Court Opinion

ID: 9631748
Source: CourtListenerOpinion
Date Created: 2023-08-22 10:49:03.074394+00
Date Added: 2024-06-11T18:08:00.633852
License: Public Domain

Utter, J.
(concurring)—I concur in this case only because a majority of this court believe we are bound by State ex rel. LaMon v. Westport, 73 Wn.2d 255, 438 P.2d 200 (1968), and the authority upon which it is based. We there held that courts are limited to examination of the charges stated and cannot inquire into factual matters extraneous to the allegations. Although our proceedings for recall are theoretically to be for cause, the interpretation LaMon and other cases place on this provision of our constitution means that if a petitioner phrases the charge correctly, a vote on recall will occur, regardless of whether actual cause on the issues stated exists and whether there is, in fact, any truth to the charge.

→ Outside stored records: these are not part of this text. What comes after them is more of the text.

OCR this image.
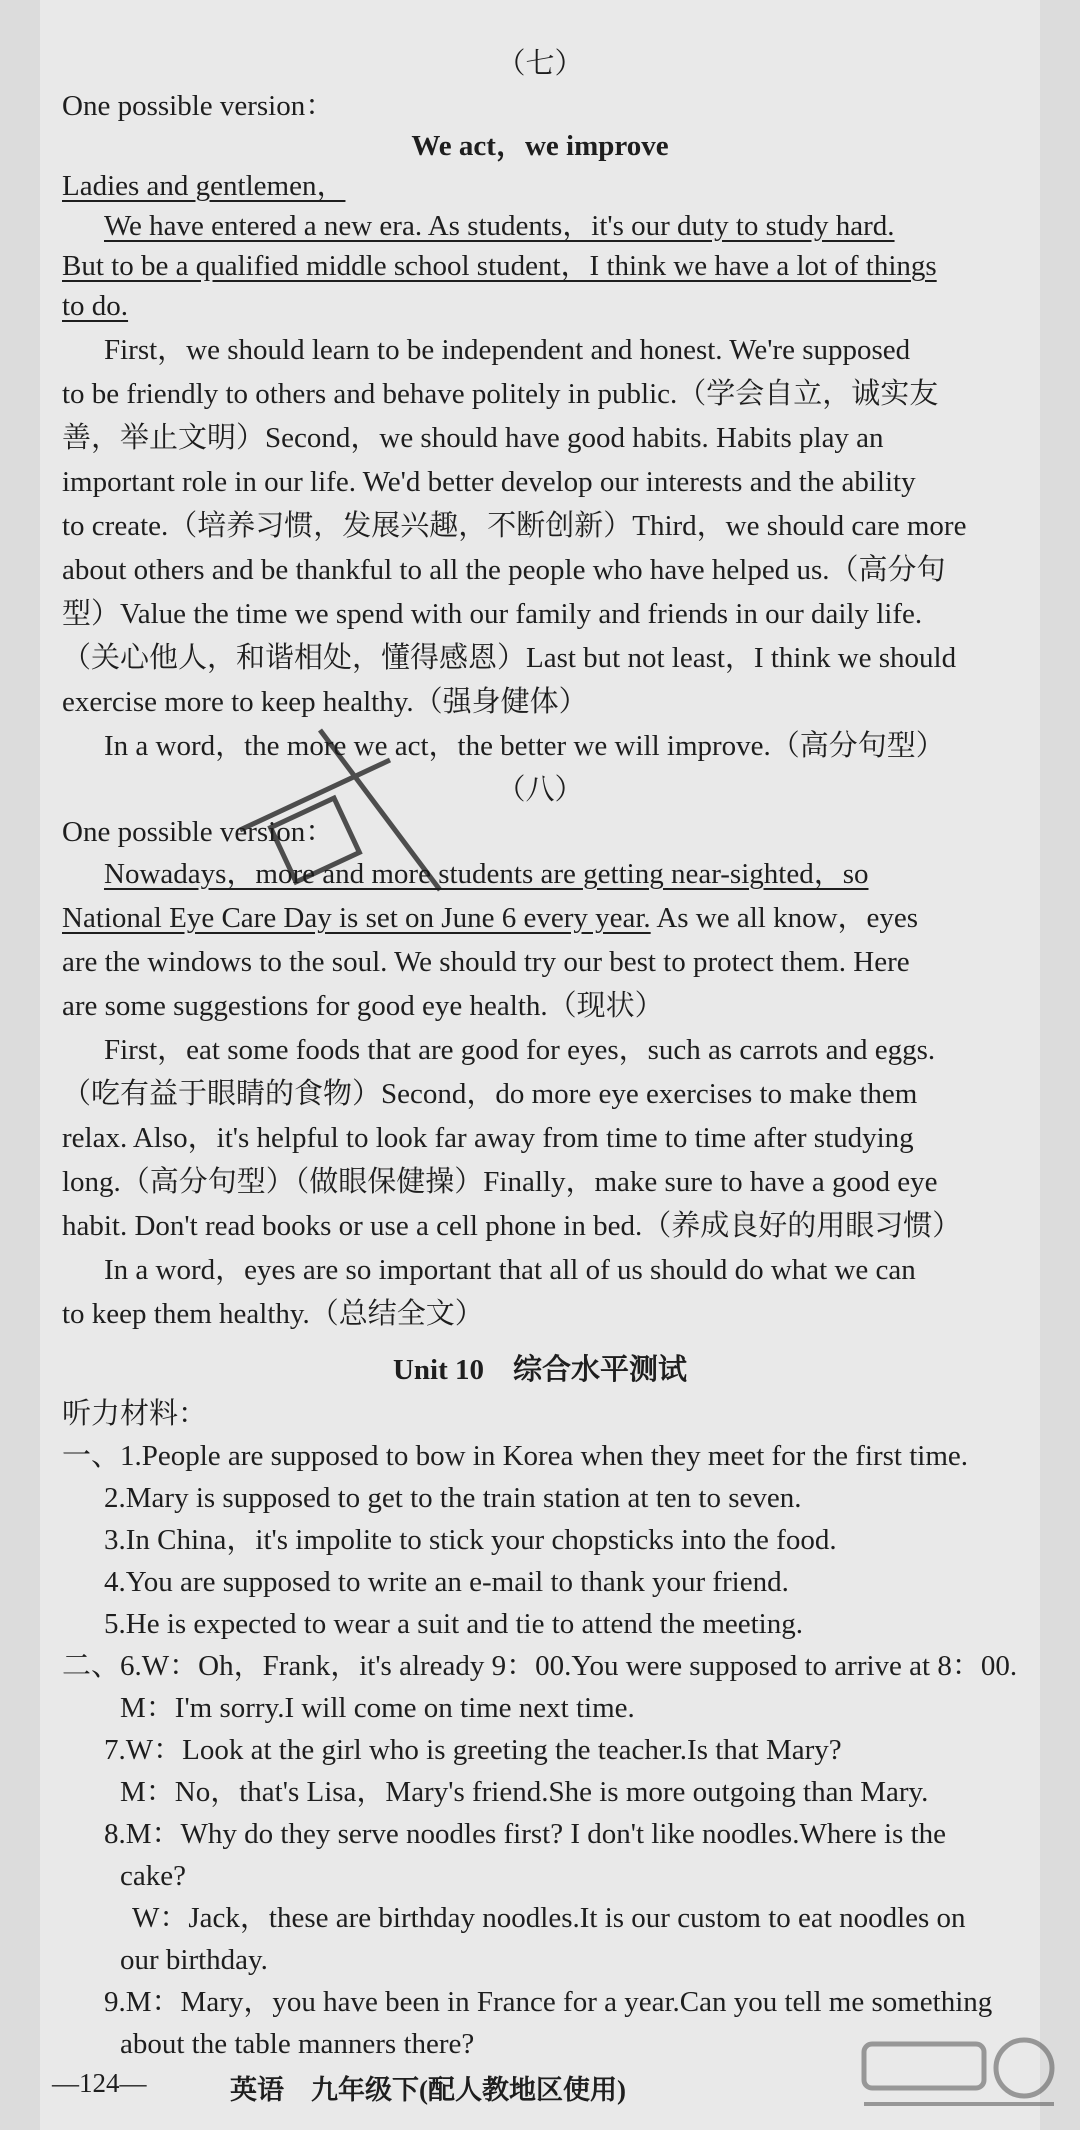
（七）
One possible version：
We act，we improve
Ladies and gentlemen，
We have entered a new era. As students，it's our duty to study hard.
But to be a qualified middle school student，I think we have a lot of things
to do.
First，we should learn to be independent and honest. We're supposed
to be friendly to others and behave politely in public.（学会自立，诚实友
善，举止文明）Second，we should have good habits. Habits play an
important role in our life. We'd better develop our interests and the ability
to create.（培养习惯，发展兴趣，不断创新）Third，we should care more
about others and be thankful to all the people who have helped us.（高分句
型）Value the time we spend with our family and friends in our daily life.
（关心他人，和谐相处，懂得感恩）Last but not least，I think we should
exercise more to keep healthy.（强身健体）
In a word，the more we act，the better we will improve.（高分句型）
（八）
One possible version：
Nowadays，more and more students are getting near-sighted，so
National Eye Care Day is set on June 6 every year. As we all know，eyes
are the windows to the soul. We should try our best to protect them. Here
are some suggestions for good eye health.（现状）
First，eat some foods that are good for eyes，such as carrots and eggs.
（吃有益于眼睛的食物）Second，do more eye exercises to make them
relax. Also，it's helpful to look far away from time to time after studying
long.（高分句型）（做眼保健操）Finally，make sure to have a good eye
habit. Don't read books or use a cell phone in bed.（养成良好的用眼习惯）
In a word，eyes are so important that all of us should do what we can
to keep them healthy.（总结全文）
Unit 10　综合水平测试
听力材料：
一、1.People are supposed to bow in Korea when they meet for the first time.
2.Mary is supposed to get to the train station at ten to seven.
3.In China，it's impolite to stick your chopsticks into the food.
4.You are supposed to write an e-mail to thank your friend.
5.He is expected to wear a suit and tie to attend the meeting.
二、6.W：Oh，Frank，it's already 9：00.You were supposed to arrive at 8：00.
M：I'm sorry.I will come on time next time.
7.W：Look at the girl who is greeting the teacher.Is that Mary?
M：No，that's Lisa，Mary's friend.She is more outgoing than Mary.
8.M：Why do they serve noodles first? I don't like noodles.Where is the
cake?
W：Jack，these are birthday noodles.It is our custom to eat noodles on
our birthday.
9.M：Mary，you have been in France for a year.Can you tell me something
about the table manners there?
—124—	英语　九年级下(配人教地区使用)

This procedure readily lends itself to public officials being made subject to recall where the real issues for dissatisfaction are not publicly stated. The general public is denied both an opportunity to hear debate on the real issues involved and the opportunity to make an intelligent choice on these issues. I cannot believe this was the intent of the original drafters of our constitution. It makes no sense to affirm that we have recall for cause and then not have at least a prima facie showing of the truth of the allegations made before the courts. The remedy, as suggested in Cudihee v. Phelps, 76 Wash. 314, 331, 136 P. 367 (1913), may be for the legislature to more specifically state *840in the enabling legislation that the courts are to first try the question of whether a prima facie case for recall exists.
Stafford, J., concurs with Utter, J.